Built on top of Transformer-XL, Compressive Transformer1 condenses old memories (hidden states) and stores them in the compressed memory buffer, before completely discarding them. This model is suitable for long-range sequence learning but may cause too much computational burden for tasks that only have short sequences. Compressive Transformers can also be used as memory components in conjunction with other models.
In the beginning, the authors draw the connection between their work and human brains by mentioning that humans memorize things via lossy compression.
We aggressively select, filter, or integrate input stimuli based on factors of surprise, perceived danger, or repetition – amongst other signals.
It’s often, if not always, good to see such insights of how AI works are inspired by humans. It’s also good to see that they relate their work to previous works, i.e. RNNs, transformers and sparse attention.
An RNN compresses previous memories into a fixed size hidden vector, which is space-efficient, but also results in its temporal nature and hence difficult to parallelize. Transformers, on the other hand, store all the past memories uncompressed, which can be beneficial for achieving better performances such as precision, BLEU, perplexity, etc, but it costs more and more computation and memory space with the sequence length growing. Sparse attention can be used to reduce computation, while the spatial cost remains the same.
Model design and training
The proposed Compressive Transformer uses the same attention mechanism over its set of memories and compressed memories, trained to query both its short-term granular memory and longer-term coarse memory.
If trained using original task-relevant loss only, it requires backpropagating-through-time (BPTT) over long unrolls for very old memories.
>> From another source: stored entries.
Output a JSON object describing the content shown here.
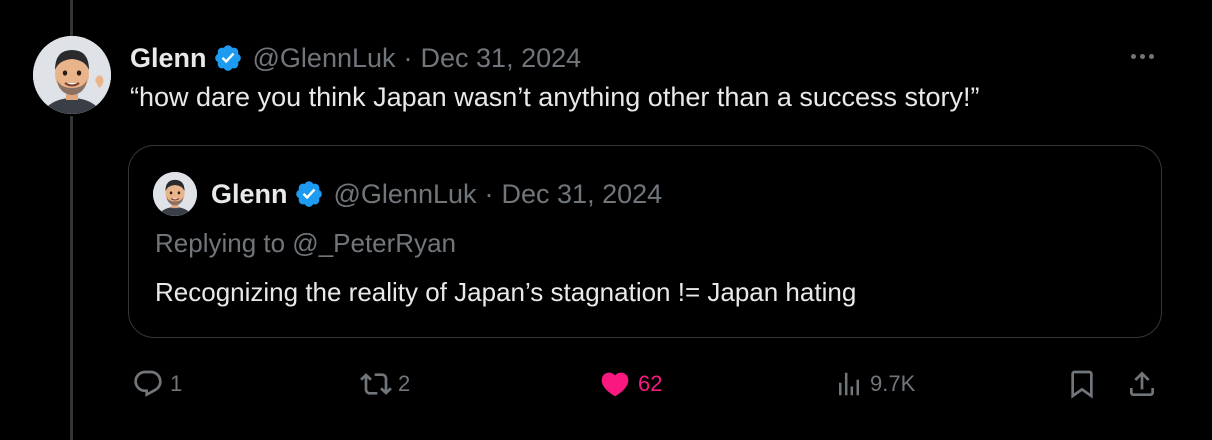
{
  "tweet": {
    "author_name": "Glenn",
    "handle": "@GlennLuk",
    "separator": "·",
    "date": "Dec 31, 2024",
    "text": "“how dare you think Japan wasn’t anything other than a success story!”",
    "avatar_icon": "memoji-avatar"
  },
  "quote": {
    "author_name": "Glenn",
    "handle": "@GlennLuk",
    "separator": "·",
    "date": "Dec 31, 2024",
    "replying_to": "Replying to @_PeterRyan",
    "text": "Recognizing the reality of Japan’s stagnation != Japan hating"
  },
  "actions": {
    "replies": "1",
    "reposts": "2",
    "likes": "62",
    "views": "9.7K"
  },
  "colors": {
    "background": "#000000",
    "text_primary": "#e7e9ea",
    "text_secondary": "#71767b",
    "border": "#333639",
    "verified_blue": "#1d9bf0",
    "like_pink": "#f91880"
  }
}
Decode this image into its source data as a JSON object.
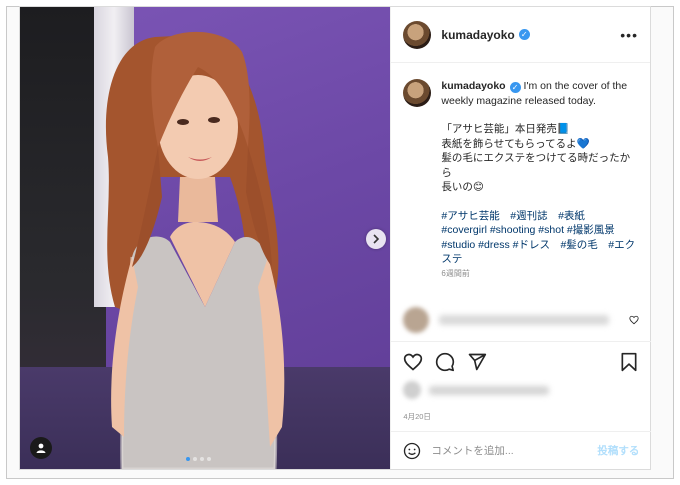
{
  "post": {
    "username": "kumadayoko",
    "caption": {
      "intro": "I'm on the cover of the weekly magazine released today.",
      "lines": [
        "「アサヒ芸能」本日発売📘",
        "表紙を飾らせてもらってるよ💙",
        "髪の毛にエクステをつけてる時だったから",
        "長いの😊"
      ],
      "hashtags": "#アサヒ芸能　#週刊誌　#表紙　#covergirl #shooting #shot #撮影風景　#studio #dress #ドレス　#髪の毛　#エクステ",
      "time": "6週間前"
    },
    "date": "4月20日",
    "add_comment_placeholder": "コメントを追加...",
    "post_button": "投稿する"
  },
  "icons": {
    "more": "more-icon",
    "verified": "verified-badge-icon",
    "next": "chevron-right-icon",
    "user_tag": "user-tag-icon",
    "like": "heart-icon",
    "comment": "comment-icon",
    "share": "share-icon",
    "save": "bookmark-icon",
    "emoji": "emoji-icon"
  },
  "colors": {
    "accent": "#3897f0",
    "hashtag": "#00376b",
    "muted": "#8e8e8e",
    "post_button": "#b2dffc"
  }
}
A better solution is to use local auxiliary losses by stopping gradients and reconstructing either the original memory vectors (lossless objective) or attention vectors (lossy objective; reportedly to work better). The second choice for the auxiliary loss, in other words, means that we don’t care whether the original memory can be reconstructed or not, as long as the attention vector can be reconstructed, given the same query (brilliant!).
Some practical concerns
- The auxiliary loss is only used to train the compression module, as it harms the learning when the gradients flow back to the main network. This might also explain why I couldn’t reproduce ACT!
- Batch accumulation (4x bigger batch size) is used for better performance. It is observed in some works that bigger batch sizes lead to better generalization, but some other works found the opposite to be true (discussed in the papers and talks mentioned in my other post).
- Model optimization is very sensitive to gradient scales, so the gradient norms are clipped to 0.1 for stable results. This is typical for transformer variants.
- Convolution works best for memory compression.
- Compressive Transformer improves the modeling of rare words. But why?
- In the discussion section, the authors pointed out that future directions could include the investigation of adaptive compression rates by layer, the use of long-range shallow memory layers together with deep short-range memory, and even the use of RNNs as compressors.